Cela étant précisé, la jurisprudence admet que les
surfaces disponibles et utilisables en sous-sol, qui ne répondent pas aux critères
de salubrité fixés par les art. 25 à 28 RLATC puissent être utilisées comme
salle de sport, home cinéma, sauna, hammam, salle de jeux, sans que ces
surfaces soient prises en compte dans le calcul du coefficient d'utilisation du
sol (voir notamment arrêt AC.2018.0031 précité, consid 4b; AC.2017.0403 du 5
mars 2018 consid. 1d; AC.2010.0106 du 30 août 2011 consid. 4).
Ces principes ne s'appliquent qu'à défaut de
réglementation communale topique (arrêts précités AC.2018.0031 consid 4b, AC.2007.0276
consid. 8c, AC.2006.0044 consid. 5c, AC.2004.0232 consid. 2a).
cc) En l'espèce, il ressort des plans que le niveau
inférieur est destiné à accueillir un local pour conteneurs à poubelles, des
locaux d'étendage, un local technique, des caves, ainsi que le hall d'entrée.
Ce niveau n'est par conséquent pas affecté à l'habitation. On relève au surplus
qu'il est complètement enterré.
Vu ce qui précède, le fait que la municipalité ait
considéré que l'étage inférieur correspond à un sous-sol
ne prête pas le
flanc à la critique. Le projet comprend
ainsi
un sous-sol (qui ne
compte pas comme niveau), un rez-de chaussée et un étage courant et respecte par
conséquent l'art. 39 al. 1 RCATC.
7.
Les considérants qui précèdent conduisent au rejet du recours et à la
confirmation de la décision attaquée.
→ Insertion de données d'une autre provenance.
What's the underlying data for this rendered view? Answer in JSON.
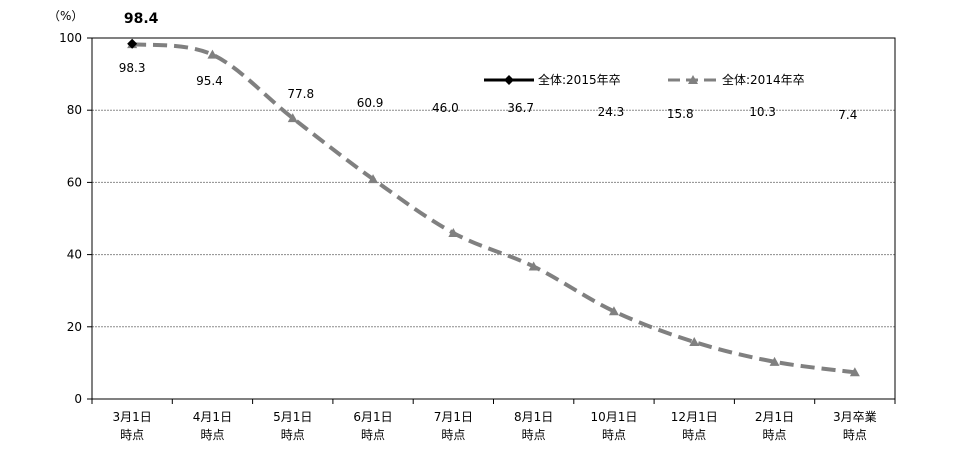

Succombant, les
recourants supporteront les frais de la cause et n'ont pas droit à des dépens. Ils
verseront en outre des dépens à la Commune de Pully et aux constructeurs, qui ont
procédé par l'intermédiaire d'un mandataire professionnel (art. 49, 55, 91 et
99 LPA-VD).
Par ces motifs
la Cour de droit administratif et public
du Tribunal cantonal
arrête:
Faits
I.
Le recours est rejeté.
Considérants
II.
La décision de la Municipalité de Pully du 18 décembre 2020 est
confirmée.
III.
Un émolument de 2'000 (deux mille) francs est mis à la charge de B.________
et A.________, débiteurs solidaires.
IV.
B.________ et A.________, débiteurs solidaires, verseront à la Commune
de Pully une indemnité de 2'000 (deux mille) francs à titre de dépens.
V.
B.________ et A.________, débiteurs solidaires, verseront à E.________, C.________,
D.________ et la F.________, créanciers solidaires, une indemnité de 2'000 (deux
mille) francs à titre de dépens.
Lausanne, le 6 décembre 2021
Le
président:
Le présent arrêt est communiqué aux destinataires de
l'avis d'envoi ci-joint.
Il peut faire l'objet, dans les trente jours suivant sa
notification, d'un recours au Tribunal fédéral (Tribunal fédéral suisse, 1000 Lausanne
14). Le recours en matière de droit public s'exerce aux conditions des articles
82.
ss de la loi du 17 juin 2005 sur le Tribunal fédéral (LTF - RS 173.110), le
recours constitutionnel subsidiaire à celles des articles 113 ss LTF. Le mémoire
de recours doit être rédigé dans une langue officielle, indiquer les
conclusions, les motifs et les moyens de preuve, et être signé. Les motifs
doivent exposer succinctement en quoi l’acte attaqué viole le droit. Les pièces
invoquées comme moyens de preuve doivent être jointes au mémoire, pour autant
qu’elles soient en mains de la partie; il en va de même de la décision attaquée.